The Cardboard Hilton
By Blake Hayner
Chicago, 1980
The cold wind rattled the walls as I curled up in my makeshift blanket of plastic and newspaper; the Sunday Chicago Tribune pages strewn over my ruddy torn blue jeans. The plastic lay over the newsprint to keep the water out and my unwashed clothes dry. Monday morning came late for me because of the rain and sleet that fell the night before had covered the roof and sides of my self imposed cell of cardboard from a Maytag refrigerator carton I found in a nearby dumpster.

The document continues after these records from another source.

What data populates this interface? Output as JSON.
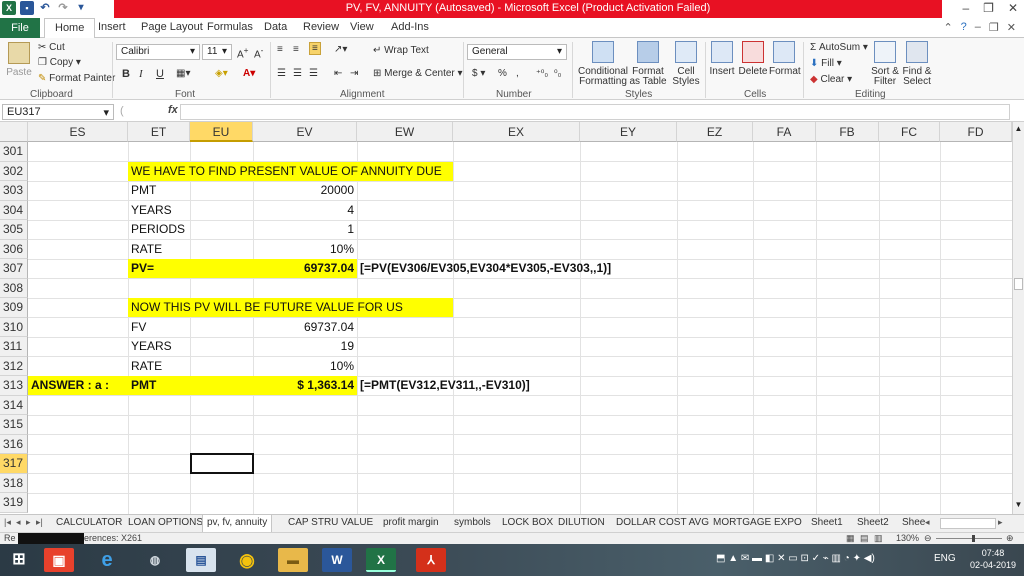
{
  "window": {
    "title": "PV, FV, ANNUITY (Autosaved) - Microsoft Excel (Product Activation Failed)",
    "buttons": [
      "–",
      "❐",
      "✕"
    ]
  },
  "ribbon_tabs": [
    "File",
    "Home",
    "Insert",
    "Page Layout",
    "Formulas",
    "Data",
    "Review",
    "View",
    "Add-Ins"
  ],
  "clipboard": {
    "paste": "Paste",
    "cut": "Cut",
    "copy": "Copy",
    "format_painter": "Format Painter",
    "label": "Clipboard"
  },
  "font": {
    "name": "Calibri",
    "size": "11",
    "label": "Font",
    "bold": "B",
    "italic": "I",
    "underline": "U"
  },
  "alignment": {
    "wrap_text": "Wrap Text",
    "merge_center": "Merge & Center",
    "label": "Alignment"
  },
  "number": {
    "format": "General",
    "label": "Number",
    "currency": "$",
    "percent": "%",
    "comma": ","
  },
  "styles": {
    "conditional": "Conditional Formatting",
    "format_table": "Format as Table",
    "cell_styles": "Cell Styles",
    "label": "Styles"
  },
  "cells": {
    "insert": "Insert",
    "delete": "Delete",
    "format": "Format",
    "label": "Cells"
  },
  "editing": {
    "autosum": "AutoSum",
    "fill": "Fill",
    "clear": "Clear",
    "sort_filter": "Sort & Filter",
    "find_select": "Find & Select",
    "label": "Editing"
  },
  "formula_bar": {
    "name_box": "EU317",
    "fx": "fx",
    "formula": ""
  },
  "columns": [
    "ES",
    "ET",
    "EU",
    "EV",
    "EW",
    "EX",
    "EY",
    "EZ",
    "FA",
    "FB",
    "FC",
    "FD"
  ],
  "selected_column": "EU",
  "rows": [
    "301",
    "302",
    "303",
    "304",
    "305",
    "306",
    "307",
    "308",
    "309",
    "310",
    "311",
    "312",
    "313",
    "314",
    "315",
    "316",
    "317",
    "318",
    "319"
  ],
  "selected_row": "317",
  "sheet": {
    "r302": {
      "header": "WE HAVE TO FIND PRESENT VALUE OF ANNUITY DUE"
    },
    "r303": {
      "label": "PMT",
      "value": "20000"
    },
    "r304": {
      "label": "YEARS",
      "value": "4"
    },
    "r305": {
      "label": "PERIODS",
      "value": "1"
    },
    "r306": {
      "label": "RATE",
      "value": "10%"
    },
    "r307": {
      "label": "PV=",
      "value": "69737.04",
      "formula": "[=PV(EV306/EV305,EV304*EV305,-EV303,,1)]"
    },
    "r309": {
      "header": "NOW THIS PV WILL BE FUTURE VALUE FOR US"
    },
    "r310": {
      "label": "FV",
      "value": "69737.04"
    },
    "r311": {
      "label": "YEARS",
      "value": "19"
    },
    "r312": {
      "label": "RATE",
      "value": "10%"
    },
    "r313": {
      "answer": "ANSWER : a :",
      "label": "PMT",
      "value": "$ 1,363.14",
      "formula": "[=PMT(EV312,EV311,,-EV310)]"
    }
  },
  "sheet_tabs": [
    "CALCULATOR",
    "LOAN OPTIONS",
    "pv, fv, annuity",
    "CAP STRU VALUE",
    "profit margin",
    "symbols",
    "LOCK BOX",
    "DILUTION",
    "DOLLAR COST AVG",
    "MORTGAGE",
    "EXPO",
    "Sheet1",
    "Sheet2",
    "Shee"
  ],
  "active_sheet": "pv, fv, annuity",
  "status": {
    "left": "erences: X261",
    "zoom": "130%"
  },
  "taskbar": {
    "lang": "ENG",
    "time": "07:48",
    "date": "02-04-2019"
  },
  "colors": {
    "highlight": "#ffff00",
    "excel_green": "#217346",
    "title_red": "#e81123"
  }
}
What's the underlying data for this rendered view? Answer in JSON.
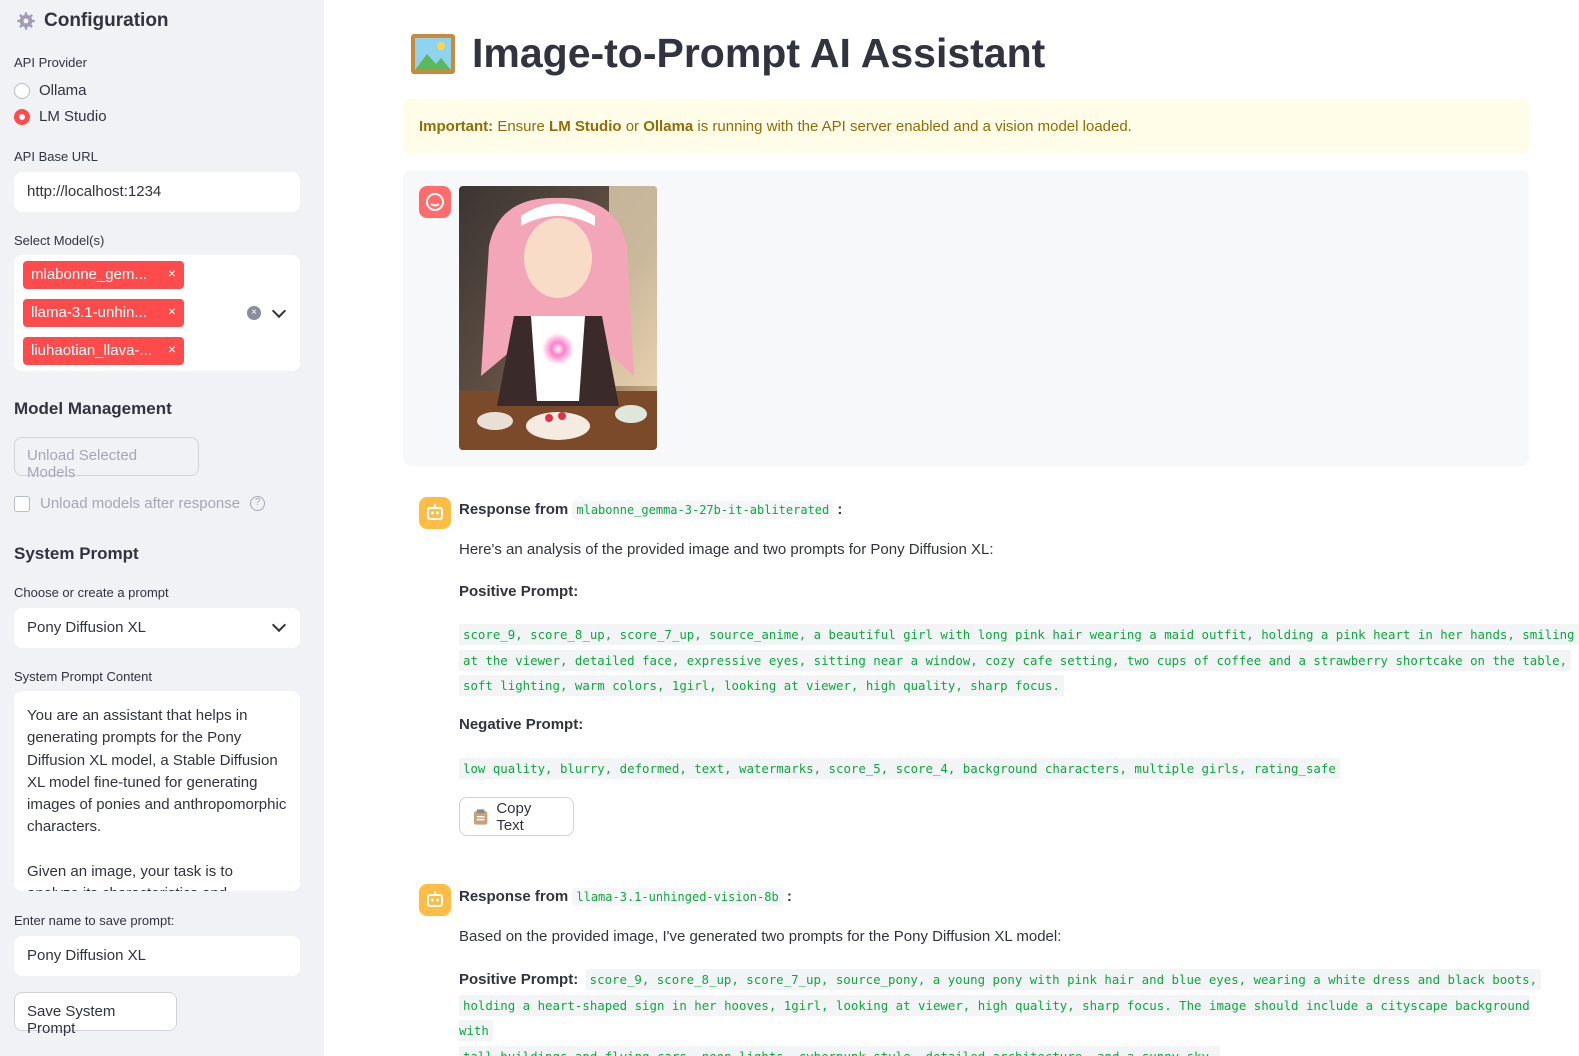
{
  "sidebar": {
    "title": "Configuration",
    "api_provider_label": "API Provider",
    "providers": [
      {
        "label": "Ollama",
        "selected": false
      },
      {
        "label": "LM Studio",
        "selected": true
      }
    ],
    "api_base_url_label": "API Base URL",
    "api_base_url_value": "http://localhost:1234",
    "select_models_label": "Select Model(s)",
    "selected_models": [
      "mlabonne_gem...",
      "llama-3.1-unhin...",
      "liuhaotian_llava-..."
    ],
    "tag_remove": "×",
    "clear_symbol": "×",
    "model_management_heading": "Model Management",
    "unload_button": "Unload Selected Models",
    "unload_checkbox_label": "Unload models after response",
    "help_symbol": "?",
    "system_prompt_heading": "System Prompt",
    "choose_prompt_label": "Choose or create a prompt",
    "choose_prompt_value": "Pony Diffusion XL",
    "system_prompt_content_label": "System Prompt Content",
    "system_prompt_content": "You are an assistant that helps in generating prompts for the Pony Diffusion XL model, a Stable Diffusion XL model fine-tuned for generating images of ponies and anthropomorphic characters.\n\nGiven an image, your task is to analyze its characteristics and generate positive",
    "save_name_label": "Enter name to save prompt:",
    "save_name_value": "Pony Diffusion XL",
    "save_button": "Save System Prompt"
  },
  "main": {
    "title": "Image-to-Prompt AI Assistant",
    "alert": {
      "important": "Important:",
      "text1": " Ensure ",
      "lm": "LM Studio",
      "text2": " or ",
      "ollama": "Ollama",
      "text3": " is running with the API server enabled and a vision model loaded."
    },
    "responses": [
      {
        "response_from": "Response from",
        "model": "mlabonne_gemma-3-27b-it-abliterated",
        "colon": ":",
        "intro": "Here's an analysis of the provided image and two prompts for Pony Diffusion XL:",
        "positive_label": "Positive Prompt:",
        "positive_lines": [
          "score_9, score_8_up, score_7_up, source_anime, a beautiful girl with long pink hair wearing a maid outfit, holding a pink heart in her hands, smiling",
          "at the viewer, detailed face, expressive eyes, sitting near a window, cozy cafe setting, two cups of coffee and a strawberry shortcake on the table,",
          "soft lighting, warm colors, 1girl, looking at viewer, high quality, sharp focus."
        ],
        "negative_label": "Negative Prompt:",
        "negative": "low quality, blurry, deformed, text, watermarks, score_5, score_4, background characters, multiple girls, rating_safe",
        "copy_button": "Copy Text"
      },
      {
        "response_from": "Response from",
        "model": "llama-3.1-unhinged-vision-8b",
        "colon": ":",
        "intro": "Based on the provided image, I've generated two prompts for the Pony Diffusion XL model:",
        "positive_label": "Positive Prompt:",
        "positive_lines": [
          "score_9, score_8_up, score_7_up, source_pony, a young pony with pink hair and blue eyes, wearing a white dress and black boots,",
          "holding a heart-shaped sign in her hooves, 1girl, looking at viewer, high quality, sharp focus. The image should include a cityscape background with",
          "tall buildings and flying cars, neon lights, cyberpunk style, detailed architecture, and a sunny sky."
        ]
      }
    ]
  },
  "colors": {
    "accent": "#ff4b4b",
    "sidebar_bg": "#f0f2f6",
    "code_green": "#09ab3b",
    "alert_bg": "#fffce7",
    "alert_text": "#926c05"
  }
}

I arose stiff and always hungry, that constant pang of hunger that stayed with me day in and day out. I grabbed a milk carton unzipped my pants and let a long stream of urine filling the container to the brim. I couldn't take the chance getting caught ******* on a wall, the cops were always hassling me and I didn't need anymore stuff to happen. The last time the pigs busted my bhutt up and stole everything I owned; I wasn't getting robbed by those pigs again.

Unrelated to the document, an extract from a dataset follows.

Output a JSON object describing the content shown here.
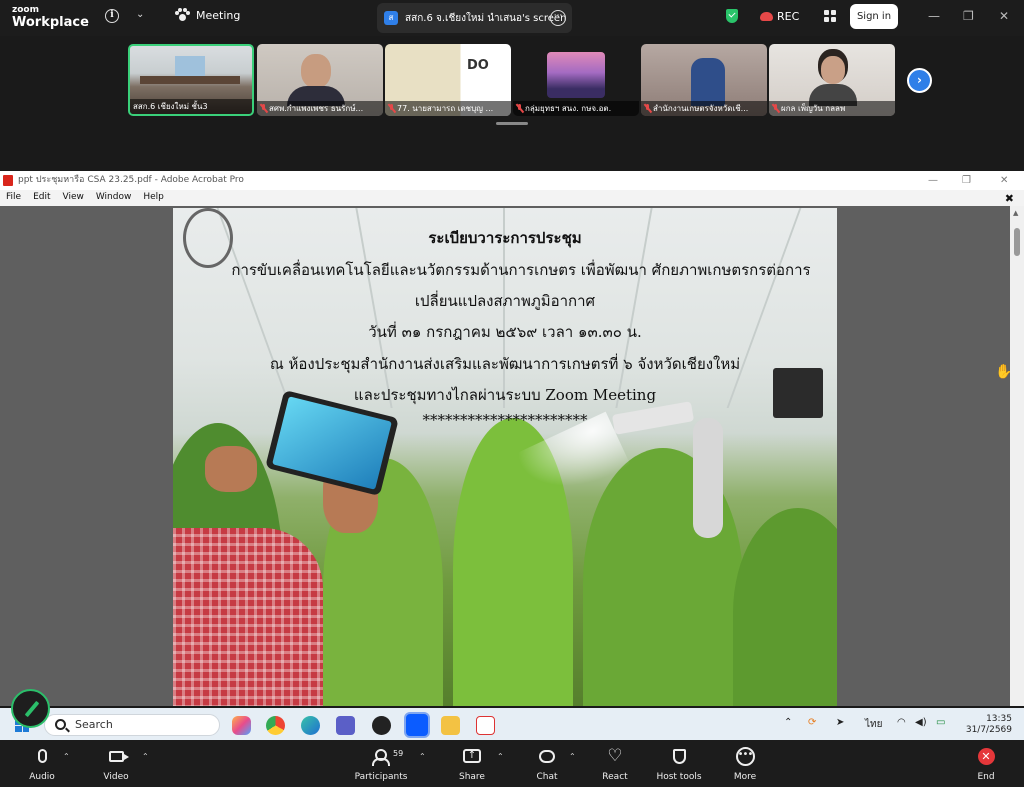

My head ached; my eyes felt like cockroaches were gnawing at my eyeballs all night. The voice in my head was screaming in my brain, "Don't let them cops get you!" "If you gott'a go don't let them see ya!" "If they do you gott'a fight'em, killem if you have to." I knew the voice would go away if I just ate something; I kept a coffee can filled with odd stuff I found in back of the McDonalds, french fry's from Mac's kept forever so I collected them and put them in my coffee can for safe keeping. The bugs couldn't get to them and I could eat them when I needed too.
The fry's tasted hard and bitter, each strand of potato gleamed with the shine of chemical preservatives that kept the food edible for weeks. I pulled a packet of salt out of the can and gingerly sprinkled each fry with a dose of sodium. My mouth would water with every bite I took, the smell of grease and three day old coffee grounds that I pulled the bag of fry's from still lingered on each morsel.
I had a bottle of water handy to wash down each fry; the consistency of each fry was like eating plastic rubber. The taste lingered on my tongue an hour after I consumed them. The water helped a little bit, of course a Coke would have been better, but finding a full cup of Coke in the garbage bin was almost impossible.
Finished with my breakfast, I look out the flap of my hotel room to check the weather conditions, cold, snowy, and wet, looks like another day in paradise.
The voice in my head is whispering now, I can barely hear the nagging and complaining of my alter ego. It's mumbling about the last shopping cart I had when two young men with baseball bats decided to play a game of bash the cart with me as the goalie. I hurt for a week after that little game, and that's when the cops, those nice police officers decided to help me by throwing my stuff in the back of a garbage truck and toss me on my *** for protesting. Chicago cops are worse SOB's alive they all deserve the same treatment a gun up their rears!